Czech Go to Polls in Crucial General Elections
Czech voters are going to the polls Friday and Saturday to cast ballots in early parliamentary elections.
The Czech parliament was dissolved in August following weeks of turmoil in Czech politics.
Prime Minister Petr Necas' government collapsed in June amid a bribery scandal, and a government of technocrats, formed by President Zeman in July and opposed by the main political parties, resigned in August.
Polls forecast a victory for the opposition parties on the left.
The ruling right wing is set to suffer a loss amid voter's frustration with austerity, stagnating living standards and corruption.
According to polls, the main opposition Czech Social Democrats (CSSD) will be the winners with about 25-30% of the vote, although support for it showed slight decline in recent days.
Meanwhile, the hardline Communist Party of Bohemia and Moravia (KSCM) is likely to get 15% and might rule, albeit in coalition, for the first time since the 1989 Velvet Revolution.
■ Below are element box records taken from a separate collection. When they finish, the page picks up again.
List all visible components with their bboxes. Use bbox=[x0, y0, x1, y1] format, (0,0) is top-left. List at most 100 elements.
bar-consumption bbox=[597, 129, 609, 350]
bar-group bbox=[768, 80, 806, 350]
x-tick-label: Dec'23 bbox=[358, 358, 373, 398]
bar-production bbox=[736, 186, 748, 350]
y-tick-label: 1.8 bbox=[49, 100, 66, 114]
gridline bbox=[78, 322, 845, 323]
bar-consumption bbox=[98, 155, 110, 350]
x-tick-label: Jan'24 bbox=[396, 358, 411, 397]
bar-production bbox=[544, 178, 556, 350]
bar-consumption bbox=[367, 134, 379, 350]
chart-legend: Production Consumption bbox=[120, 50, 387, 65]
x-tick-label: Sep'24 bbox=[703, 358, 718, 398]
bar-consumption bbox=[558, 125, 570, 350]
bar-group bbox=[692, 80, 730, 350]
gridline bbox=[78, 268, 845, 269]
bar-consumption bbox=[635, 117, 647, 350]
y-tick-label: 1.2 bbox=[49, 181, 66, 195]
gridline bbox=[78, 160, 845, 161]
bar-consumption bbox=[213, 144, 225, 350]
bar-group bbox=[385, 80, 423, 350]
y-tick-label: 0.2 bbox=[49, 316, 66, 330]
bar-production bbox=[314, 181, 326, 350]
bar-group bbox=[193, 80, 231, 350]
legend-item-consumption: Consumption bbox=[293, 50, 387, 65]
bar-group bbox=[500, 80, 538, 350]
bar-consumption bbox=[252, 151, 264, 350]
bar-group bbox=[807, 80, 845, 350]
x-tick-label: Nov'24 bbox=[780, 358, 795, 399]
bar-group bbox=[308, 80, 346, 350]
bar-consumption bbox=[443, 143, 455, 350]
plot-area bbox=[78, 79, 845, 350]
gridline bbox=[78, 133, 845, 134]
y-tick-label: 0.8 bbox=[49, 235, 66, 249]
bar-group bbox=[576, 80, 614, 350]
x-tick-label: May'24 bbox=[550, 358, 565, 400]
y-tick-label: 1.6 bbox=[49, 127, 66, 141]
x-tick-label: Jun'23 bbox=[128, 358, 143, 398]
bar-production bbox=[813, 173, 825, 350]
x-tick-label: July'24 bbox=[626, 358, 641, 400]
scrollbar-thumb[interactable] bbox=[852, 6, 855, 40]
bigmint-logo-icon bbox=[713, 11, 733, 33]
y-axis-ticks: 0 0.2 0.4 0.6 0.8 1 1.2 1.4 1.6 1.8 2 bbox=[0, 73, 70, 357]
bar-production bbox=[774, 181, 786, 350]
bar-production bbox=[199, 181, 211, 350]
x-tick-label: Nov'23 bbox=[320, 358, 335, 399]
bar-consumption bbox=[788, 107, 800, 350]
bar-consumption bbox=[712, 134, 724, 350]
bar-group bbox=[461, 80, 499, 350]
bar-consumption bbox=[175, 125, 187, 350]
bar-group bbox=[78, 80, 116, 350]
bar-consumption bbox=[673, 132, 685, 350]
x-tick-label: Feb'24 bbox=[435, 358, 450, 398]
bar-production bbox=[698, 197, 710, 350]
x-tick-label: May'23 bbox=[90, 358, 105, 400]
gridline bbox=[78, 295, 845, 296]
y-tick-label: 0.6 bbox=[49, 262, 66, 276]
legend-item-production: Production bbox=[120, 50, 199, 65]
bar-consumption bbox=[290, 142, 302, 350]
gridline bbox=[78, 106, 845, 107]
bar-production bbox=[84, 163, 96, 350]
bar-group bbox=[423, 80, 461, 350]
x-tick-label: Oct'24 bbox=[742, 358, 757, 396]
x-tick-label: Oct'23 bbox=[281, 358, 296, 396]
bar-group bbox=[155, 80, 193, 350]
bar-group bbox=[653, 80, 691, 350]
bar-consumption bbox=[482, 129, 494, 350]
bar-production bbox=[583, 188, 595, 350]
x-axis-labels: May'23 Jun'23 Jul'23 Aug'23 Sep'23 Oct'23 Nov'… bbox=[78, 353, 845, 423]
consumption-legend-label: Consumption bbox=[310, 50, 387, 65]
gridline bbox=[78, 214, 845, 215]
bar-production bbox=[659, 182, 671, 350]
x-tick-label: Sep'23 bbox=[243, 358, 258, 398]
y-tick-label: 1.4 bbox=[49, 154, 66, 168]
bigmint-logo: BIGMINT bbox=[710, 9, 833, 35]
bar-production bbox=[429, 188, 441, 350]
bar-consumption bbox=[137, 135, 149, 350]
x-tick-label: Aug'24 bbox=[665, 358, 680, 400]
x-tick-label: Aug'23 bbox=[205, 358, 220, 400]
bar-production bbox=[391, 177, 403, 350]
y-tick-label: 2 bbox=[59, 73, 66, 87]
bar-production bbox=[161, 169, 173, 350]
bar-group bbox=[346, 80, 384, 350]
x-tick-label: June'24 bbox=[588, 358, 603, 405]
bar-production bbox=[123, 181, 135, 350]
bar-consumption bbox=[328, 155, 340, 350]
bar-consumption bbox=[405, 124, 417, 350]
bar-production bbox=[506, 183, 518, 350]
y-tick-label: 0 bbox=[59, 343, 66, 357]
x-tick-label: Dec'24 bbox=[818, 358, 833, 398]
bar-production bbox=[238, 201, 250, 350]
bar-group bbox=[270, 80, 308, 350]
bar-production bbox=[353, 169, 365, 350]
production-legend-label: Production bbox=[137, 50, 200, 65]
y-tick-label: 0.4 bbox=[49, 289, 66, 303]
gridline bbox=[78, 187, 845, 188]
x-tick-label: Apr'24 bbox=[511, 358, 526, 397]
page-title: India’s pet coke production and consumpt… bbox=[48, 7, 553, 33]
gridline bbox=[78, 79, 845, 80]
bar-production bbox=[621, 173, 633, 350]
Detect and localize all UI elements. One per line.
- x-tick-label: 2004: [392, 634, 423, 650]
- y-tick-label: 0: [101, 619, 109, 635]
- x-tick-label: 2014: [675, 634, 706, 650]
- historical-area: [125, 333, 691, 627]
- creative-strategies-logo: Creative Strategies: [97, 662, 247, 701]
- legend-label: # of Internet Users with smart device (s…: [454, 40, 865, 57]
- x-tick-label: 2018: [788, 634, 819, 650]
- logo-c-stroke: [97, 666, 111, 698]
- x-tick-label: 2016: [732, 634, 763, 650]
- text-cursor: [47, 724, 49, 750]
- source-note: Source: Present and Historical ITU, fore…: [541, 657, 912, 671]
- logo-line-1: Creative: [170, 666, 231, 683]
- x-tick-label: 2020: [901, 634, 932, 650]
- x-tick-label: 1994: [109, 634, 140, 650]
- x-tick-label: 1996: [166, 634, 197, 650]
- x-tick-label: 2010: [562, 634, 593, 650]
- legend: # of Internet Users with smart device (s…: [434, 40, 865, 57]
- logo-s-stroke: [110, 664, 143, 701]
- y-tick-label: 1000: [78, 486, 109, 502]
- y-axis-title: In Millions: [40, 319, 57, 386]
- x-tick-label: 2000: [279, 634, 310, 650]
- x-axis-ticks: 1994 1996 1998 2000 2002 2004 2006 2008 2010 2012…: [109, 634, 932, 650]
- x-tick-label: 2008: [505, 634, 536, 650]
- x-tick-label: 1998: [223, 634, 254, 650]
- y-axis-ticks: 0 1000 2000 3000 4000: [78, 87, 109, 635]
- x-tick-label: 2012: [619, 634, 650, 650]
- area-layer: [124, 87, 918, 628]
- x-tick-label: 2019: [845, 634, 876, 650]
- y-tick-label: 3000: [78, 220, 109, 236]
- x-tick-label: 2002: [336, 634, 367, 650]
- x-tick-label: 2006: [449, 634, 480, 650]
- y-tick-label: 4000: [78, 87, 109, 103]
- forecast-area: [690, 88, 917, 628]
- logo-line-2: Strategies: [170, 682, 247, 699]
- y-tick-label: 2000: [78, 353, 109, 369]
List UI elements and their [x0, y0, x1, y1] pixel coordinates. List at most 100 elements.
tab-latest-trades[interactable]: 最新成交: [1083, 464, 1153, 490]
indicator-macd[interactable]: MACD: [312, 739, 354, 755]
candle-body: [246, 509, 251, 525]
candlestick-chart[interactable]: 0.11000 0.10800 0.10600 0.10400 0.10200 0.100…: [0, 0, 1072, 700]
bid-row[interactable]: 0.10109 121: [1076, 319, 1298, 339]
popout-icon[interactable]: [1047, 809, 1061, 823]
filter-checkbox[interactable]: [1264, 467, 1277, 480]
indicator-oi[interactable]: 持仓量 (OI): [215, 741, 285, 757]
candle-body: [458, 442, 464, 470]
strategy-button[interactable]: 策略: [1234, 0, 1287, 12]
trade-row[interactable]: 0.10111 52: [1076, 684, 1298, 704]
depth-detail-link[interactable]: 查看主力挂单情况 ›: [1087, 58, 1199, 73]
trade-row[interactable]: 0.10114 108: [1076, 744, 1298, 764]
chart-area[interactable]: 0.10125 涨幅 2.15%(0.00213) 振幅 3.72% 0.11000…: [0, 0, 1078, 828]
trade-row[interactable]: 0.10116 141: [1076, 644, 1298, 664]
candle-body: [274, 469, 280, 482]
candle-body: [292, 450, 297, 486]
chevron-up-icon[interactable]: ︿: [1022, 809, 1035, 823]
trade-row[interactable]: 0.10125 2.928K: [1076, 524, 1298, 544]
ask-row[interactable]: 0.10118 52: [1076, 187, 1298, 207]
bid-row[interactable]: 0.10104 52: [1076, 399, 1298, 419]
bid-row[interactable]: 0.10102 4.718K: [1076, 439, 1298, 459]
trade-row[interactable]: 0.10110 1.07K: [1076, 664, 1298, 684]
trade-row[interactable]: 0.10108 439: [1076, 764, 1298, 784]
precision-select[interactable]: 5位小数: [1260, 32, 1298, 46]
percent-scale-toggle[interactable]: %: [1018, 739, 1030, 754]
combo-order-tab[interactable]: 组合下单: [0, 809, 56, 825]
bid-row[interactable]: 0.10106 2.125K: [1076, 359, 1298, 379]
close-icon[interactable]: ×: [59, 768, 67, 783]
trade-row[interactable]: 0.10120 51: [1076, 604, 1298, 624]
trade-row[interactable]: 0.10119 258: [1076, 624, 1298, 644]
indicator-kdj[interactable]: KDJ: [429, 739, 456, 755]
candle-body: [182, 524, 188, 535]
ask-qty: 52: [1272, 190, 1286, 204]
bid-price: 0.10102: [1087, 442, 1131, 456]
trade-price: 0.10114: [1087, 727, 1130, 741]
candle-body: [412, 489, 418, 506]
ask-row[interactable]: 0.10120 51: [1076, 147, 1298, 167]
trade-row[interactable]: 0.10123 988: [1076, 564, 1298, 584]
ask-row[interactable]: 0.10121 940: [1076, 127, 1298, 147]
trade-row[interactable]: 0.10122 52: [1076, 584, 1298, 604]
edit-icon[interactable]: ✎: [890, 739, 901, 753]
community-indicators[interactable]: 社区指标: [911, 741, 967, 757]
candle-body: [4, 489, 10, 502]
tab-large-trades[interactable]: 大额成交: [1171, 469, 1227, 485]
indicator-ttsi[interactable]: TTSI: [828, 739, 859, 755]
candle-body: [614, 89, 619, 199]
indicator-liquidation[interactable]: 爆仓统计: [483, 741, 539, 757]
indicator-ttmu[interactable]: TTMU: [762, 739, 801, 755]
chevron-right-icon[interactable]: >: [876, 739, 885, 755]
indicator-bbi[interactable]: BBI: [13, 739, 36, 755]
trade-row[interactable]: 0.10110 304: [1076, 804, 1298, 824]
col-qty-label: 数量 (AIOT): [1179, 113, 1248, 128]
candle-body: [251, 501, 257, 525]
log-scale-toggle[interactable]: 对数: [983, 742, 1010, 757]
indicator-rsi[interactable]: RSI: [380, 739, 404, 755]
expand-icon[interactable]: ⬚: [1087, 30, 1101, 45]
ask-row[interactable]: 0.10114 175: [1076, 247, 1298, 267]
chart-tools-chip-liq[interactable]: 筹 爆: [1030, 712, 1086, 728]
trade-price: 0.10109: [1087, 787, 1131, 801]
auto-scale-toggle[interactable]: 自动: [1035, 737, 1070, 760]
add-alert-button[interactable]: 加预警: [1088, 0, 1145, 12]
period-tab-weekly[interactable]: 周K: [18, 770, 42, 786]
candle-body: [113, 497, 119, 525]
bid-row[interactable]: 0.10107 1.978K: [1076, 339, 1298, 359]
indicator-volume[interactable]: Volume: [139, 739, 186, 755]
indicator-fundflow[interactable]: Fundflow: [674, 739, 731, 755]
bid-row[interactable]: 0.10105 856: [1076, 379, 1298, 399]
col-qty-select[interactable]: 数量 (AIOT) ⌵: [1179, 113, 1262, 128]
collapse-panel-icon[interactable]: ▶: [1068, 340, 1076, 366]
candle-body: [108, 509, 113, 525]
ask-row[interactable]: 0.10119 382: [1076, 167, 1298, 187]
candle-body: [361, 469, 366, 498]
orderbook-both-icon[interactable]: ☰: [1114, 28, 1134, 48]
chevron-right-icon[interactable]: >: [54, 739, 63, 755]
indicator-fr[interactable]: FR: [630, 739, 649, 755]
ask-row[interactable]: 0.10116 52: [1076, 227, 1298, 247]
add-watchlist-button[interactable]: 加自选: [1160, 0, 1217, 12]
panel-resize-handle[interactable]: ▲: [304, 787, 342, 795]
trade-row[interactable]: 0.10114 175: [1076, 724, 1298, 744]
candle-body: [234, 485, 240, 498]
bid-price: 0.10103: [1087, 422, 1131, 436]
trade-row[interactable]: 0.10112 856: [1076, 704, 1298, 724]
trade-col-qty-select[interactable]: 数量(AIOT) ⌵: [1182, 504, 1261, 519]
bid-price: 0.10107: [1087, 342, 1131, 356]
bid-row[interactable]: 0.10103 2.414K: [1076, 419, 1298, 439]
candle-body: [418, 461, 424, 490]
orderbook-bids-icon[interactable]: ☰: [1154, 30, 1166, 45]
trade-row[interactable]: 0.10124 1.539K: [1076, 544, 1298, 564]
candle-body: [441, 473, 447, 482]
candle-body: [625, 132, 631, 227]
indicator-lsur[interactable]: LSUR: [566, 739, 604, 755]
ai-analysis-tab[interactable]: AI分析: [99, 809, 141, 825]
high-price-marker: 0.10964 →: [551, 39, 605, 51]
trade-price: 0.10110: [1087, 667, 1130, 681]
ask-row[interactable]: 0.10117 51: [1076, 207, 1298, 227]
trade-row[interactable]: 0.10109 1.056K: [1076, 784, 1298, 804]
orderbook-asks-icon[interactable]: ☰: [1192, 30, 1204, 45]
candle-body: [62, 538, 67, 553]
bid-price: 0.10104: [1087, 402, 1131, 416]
This prompted David Cerny, famous and controversial Czech artist, known for his strong anti-communist stance to float a huge purple statue of an extended middle finger down the River Vltava. The giant purple hand has been mounted on a barge floating on the river and is pointed at Prague Castle, the seat of President Milos Zeman.
The Civic Democrats (ODS) (formerly led by Necas) and the other right-wing parties in the coalition will suffer a heavy blow, according to forecasts. Some polls put ODS as low as 6.5% while the threshold for parliamentary representation is 5%.